L'impressionnant XV des joueurs les plus capés de l'histoire du rugby
O’Driscoll, McCaw et Gregan, il y a du lourd dans cette équipe de légendes.

Le Rugbynistère a besoin de vous

Merci pour votre soutien
O’Driscoll, McCaw et Gregan ont pour point commun d'avoir largement dépassé les 100 sélections avec leur pays. On les retrouve dans ce XV de légendes.

Ce samedi face aux Bleus, le talonneur italien Leonardo Ghiraldini devrait honorer sa 106e sélection. Dépasser la centaine, c'est impressionnant, surtout pour un joueur de première ligne. D'autres grands noms du rugby ont fait cependant encore mieux. Récemment, le 2e ligne Alun Wyn Jones est ainsi devenu le joueur le plus capé de l'histoire avec 150 sélections avec le Pays de Galles et les Lions britannique et irlandais. Dépassant ainsi le meilleur capitaine de l'histoire de la Nouvelle-Zélande, Richie McCaw et ses 148 capes. Cette semaine, World Rugby a dévoilé le XV des joueurs les plus capés de l'histoire du rugby mondial.

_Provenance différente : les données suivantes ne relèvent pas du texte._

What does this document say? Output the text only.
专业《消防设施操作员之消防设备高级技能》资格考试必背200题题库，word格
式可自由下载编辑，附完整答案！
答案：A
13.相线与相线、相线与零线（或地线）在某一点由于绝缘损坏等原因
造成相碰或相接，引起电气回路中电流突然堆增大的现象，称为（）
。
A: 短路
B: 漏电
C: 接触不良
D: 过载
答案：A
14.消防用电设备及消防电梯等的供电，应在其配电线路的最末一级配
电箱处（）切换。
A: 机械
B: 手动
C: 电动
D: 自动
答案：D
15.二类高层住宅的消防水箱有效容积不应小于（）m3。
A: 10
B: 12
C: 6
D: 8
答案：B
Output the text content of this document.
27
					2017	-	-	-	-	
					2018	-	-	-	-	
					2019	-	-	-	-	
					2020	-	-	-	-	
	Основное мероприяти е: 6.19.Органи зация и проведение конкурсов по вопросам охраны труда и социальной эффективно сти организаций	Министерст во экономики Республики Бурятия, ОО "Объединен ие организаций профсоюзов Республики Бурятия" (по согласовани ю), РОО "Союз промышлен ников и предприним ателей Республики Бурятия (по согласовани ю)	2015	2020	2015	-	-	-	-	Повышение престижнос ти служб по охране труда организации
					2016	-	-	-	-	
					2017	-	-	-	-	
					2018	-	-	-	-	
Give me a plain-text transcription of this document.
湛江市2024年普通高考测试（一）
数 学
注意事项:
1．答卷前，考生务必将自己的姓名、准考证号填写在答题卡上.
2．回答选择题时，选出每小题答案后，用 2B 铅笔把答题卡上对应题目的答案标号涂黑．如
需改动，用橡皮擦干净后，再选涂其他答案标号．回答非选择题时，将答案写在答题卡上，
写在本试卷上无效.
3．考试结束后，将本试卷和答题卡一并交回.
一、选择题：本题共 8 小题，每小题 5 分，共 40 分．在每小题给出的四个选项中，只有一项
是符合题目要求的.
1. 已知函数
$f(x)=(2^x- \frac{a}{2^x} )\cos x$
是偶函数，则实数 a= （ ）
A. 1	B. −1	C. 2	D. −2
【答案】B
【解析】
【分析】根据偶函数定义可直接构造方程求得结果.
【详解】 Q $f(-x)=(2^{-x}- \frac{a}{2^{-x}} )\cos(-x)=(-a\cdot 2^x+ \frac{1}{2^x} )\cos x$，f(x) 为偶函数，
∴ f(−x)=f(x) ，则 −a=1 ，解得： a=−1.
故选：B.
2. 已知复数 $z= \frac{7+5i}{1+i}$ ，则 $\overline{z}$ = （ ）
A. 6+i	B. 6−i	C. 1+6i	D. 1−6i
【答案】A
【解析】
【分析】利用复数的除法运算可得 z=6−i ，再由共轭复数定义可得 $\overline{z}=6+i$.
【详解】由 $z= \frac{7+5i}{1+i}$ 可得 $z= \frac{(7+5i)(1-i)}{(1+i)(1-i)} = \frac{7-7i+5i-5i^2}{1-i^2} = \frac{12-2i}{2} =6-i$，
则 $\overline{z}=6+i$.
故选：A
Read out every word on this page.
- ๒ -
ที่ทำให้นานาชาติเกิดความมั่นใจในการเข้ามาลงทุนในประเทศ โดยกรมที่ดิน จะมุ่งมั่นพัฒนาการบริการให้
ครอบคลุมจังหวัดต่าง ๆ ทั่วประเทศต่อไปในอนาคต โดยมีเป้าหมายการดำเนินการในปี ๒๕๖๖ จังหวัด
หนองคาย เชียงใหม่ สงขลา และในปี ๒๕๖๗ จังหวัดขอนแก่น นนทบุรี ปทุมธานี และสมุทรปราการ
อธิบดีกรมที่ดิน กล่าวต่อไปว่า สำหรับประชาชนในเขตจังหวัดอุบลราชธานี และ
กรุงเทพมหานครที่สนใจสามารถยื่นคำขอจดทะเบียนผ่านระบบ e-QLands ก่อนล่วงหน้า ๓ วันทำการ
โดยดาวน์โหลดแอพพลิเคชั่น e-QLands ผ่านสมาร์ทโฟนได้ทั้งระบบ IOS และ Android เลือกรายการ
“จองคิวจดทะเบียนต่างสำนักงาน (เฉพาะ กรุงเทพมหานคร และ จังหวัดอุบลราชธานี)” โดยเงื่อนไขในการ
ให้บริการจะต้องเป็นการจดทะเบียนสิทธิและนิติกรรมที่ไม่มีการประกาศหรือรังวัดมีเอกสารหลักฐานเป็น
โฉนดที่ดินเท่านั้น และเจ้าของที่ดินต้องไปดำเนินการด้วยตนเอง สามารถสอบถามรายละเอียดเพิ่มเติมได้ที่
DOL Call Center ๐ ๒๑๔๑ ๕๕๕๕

Et la Nouvelle-Zélande est particulièrement bien représentée avec six joueurs dans les 23. On y trouve aussi quatre Australiens, trois Italiens, un Anglais, un Roumain et même un Russe mais aucun Français. Fabien Pelous, 118 sélections, auraient pu y être, mais il y a devant lui des monstres sacrés de la discipline. La moyenne de sélections est de 127 par joueur pour un total de 2923. Notez que les Britanniques bénéficient également des apparitions avec les Lions.

Le XV de départ :

  1. Gethin Jenkins, 134 caps (Pays de Galles / British & Irish Lions)
  2. Keven Mealamu, 132 (Nouvelle-Zélande)
  3. Jason Leonard, 119 (Angleterre / British & Irish Lions)
  4. Alun Wyn Jones, 150* (Pays de Galles / British & Irish Lions)
  5. Victor Matfield, 127 (Afrique du Sud)
  6. Alessandro Zanni, 119 (Italie)
  7. Richie McCaw, 148 (Nouvelle-Zélande)
  8. Sergio Parisse, 142 (Italie)
  9. George Gregan, 139 (Australie)
  10. Ronan O’Gara, 130 (Irlande / British & Irish Lions)
  11. Adam Ashley-Cooper, 121 (Australie)
  12. Florin Vlaicu, 124* (Roumanie)
  13. Brian O’Driscoll, 141 (Irlande / British & Irish Lions)
  14. Bryan Habana, 124 (Afrique du Sud)
  15. Yuri Kushnarev, 115* (Russie)

Les remplaçants :

  • 16. Stephen Moore, 129 (Australie)
  • 17. Tony Woodcock, 118 (Nouvelle-Zélande)
  • 18. Martin Castrogiovanni, 119 (Italie)
  • 19. Sam Whitelock, 121* (Nouvelle-Zélande)
  • 20. Kieran Read, 127 (Nouvelle-Zélande)
  • 21. Will Genia, 110 (Australie)
  • 22. Dan Carter, 112 (Nouvelle-Zélande)
  • 23. Davit Kacharava, 122 (Géorgie)
Vous devez être connecté pour pouvoir participer aux commentaires

@Team Viscères

Je me suis souvent posé la question.
Ce qu'il apparait clairement c'est que les nations majeures ont plus de joueurs avec le plus de sélections. (Il est apparent qu'il y ait un rapport de causalité)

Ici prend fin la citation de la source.